Yes, there is something deeply disturbing about the summer Olympics being hosted in Beijing, capital of a country whose human rights record is–to say the least–deeply problematic. Because of the immense symbolism surrounding the Olympics, athletes and governments have been called upon to express their opposition, through boycott or other symbolic displays of protest.

In today’s Ynet, Yael Arad–who earned Israel its first-ever olympic medal when she took the silver in judo in 1992 and dedicated her medal to the memory of the Israeli athletes murdered in the 1972 Munich olympics–takes a stand against Olympic boycotts.

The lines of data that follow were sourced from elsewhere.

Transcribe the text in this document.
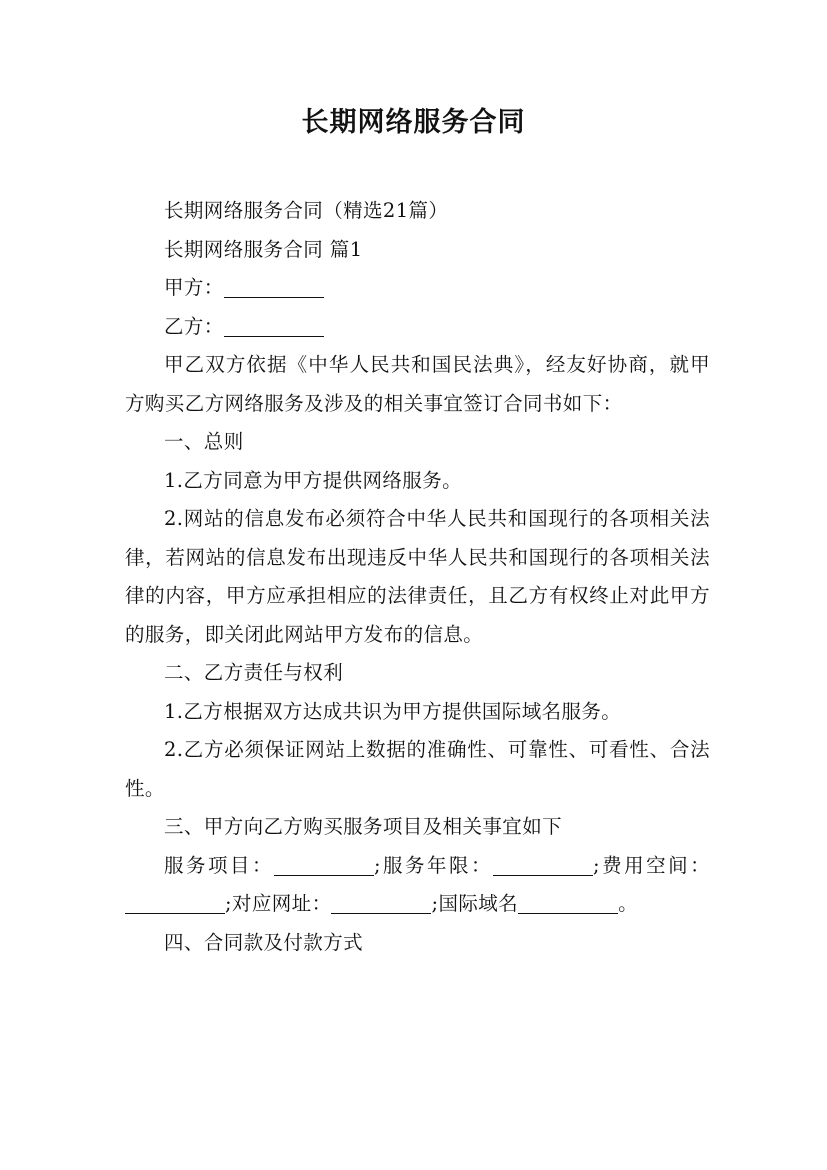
长期网络服务合同

长期网络服务合同（精选21篇）

长期网络服务合同 篇1

甲方：

乙方：

甲乙双方依据《中华人民共和国民法典》，经友好协商，就甲方购买乙方网络服务及涉及的相关事宜签订合同书如下：

一、总则

1.乙方同意为甲方提供网络服务。

2.网站的信息发布必须符合中华人民共和国现行的各项相关法律，若网站的信息发布出现违反中华人民共和国现行的各项相关法律的内容，甲方应承担相应的法律责任，且乙方有权终止对此甲方的服务，即关闭此网站甲方发布的信息。

二、乙方责任与权利

1.乙方根据双方达成共识为甲方提供国际域名服务。

2.乙方必须保证网站上数据的准确性、可靠性、可看性、合法性。

三、甲方向乙方购买服务项目及相关事宜如下

服务项目：	;服务年限：	;费用空间：;对应网址：	;国际域名	。

四、合同款及付款方式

But not out of any compassion for China:

Human rights is a very important issue, but why is everyone remembering it now? Why didn’t they cry out eight years ago, when the International Olympic Committee decided that the Olympic Games would be held in China? Then it was unchallenged, now they are trying to turn the athletes into hostages.

Heads of states can express their protest, and their protest is important. But athletes cannot be demanded to boycott the Olympic Games. Athletes, although they represent their countries, are first and foremost people with a dream and a life’s work in which they have invested their time and energy from an early age. Taking part in the Olympic Games is the peak of realization as far as they are concerned.

It’s improper to ask them to give up everything and rob them of their dream, while the human rights issue in China has been a known fact for years. None of us has stopped purchasing products made in China in protest in our private lives, or stopped doing business in China in the name of human rights.

When Jimmy Carter decided that the US would boycott the 1980 summer games in Moscow, it was the last ineffectual step in a long line of inconsequential acts against a vast empire with a human rights record as bad as China’s. All it did was to call into question the merit of the medals awarded there, and at the Los Angeles olympics four years later, which Moscow boycotted in return.

But when the U.S. participated in the 1936 Olympics in Berlin, it was an opportunity to showcase the benefits of freedom, to embarrass the racist reich with the prowess of Jesse Owens. Perhaps this did little to stop the Nazi juggernaut. But at least it engaged in symbolic debate on the playing field, without snuffing out young athletes’ dreams.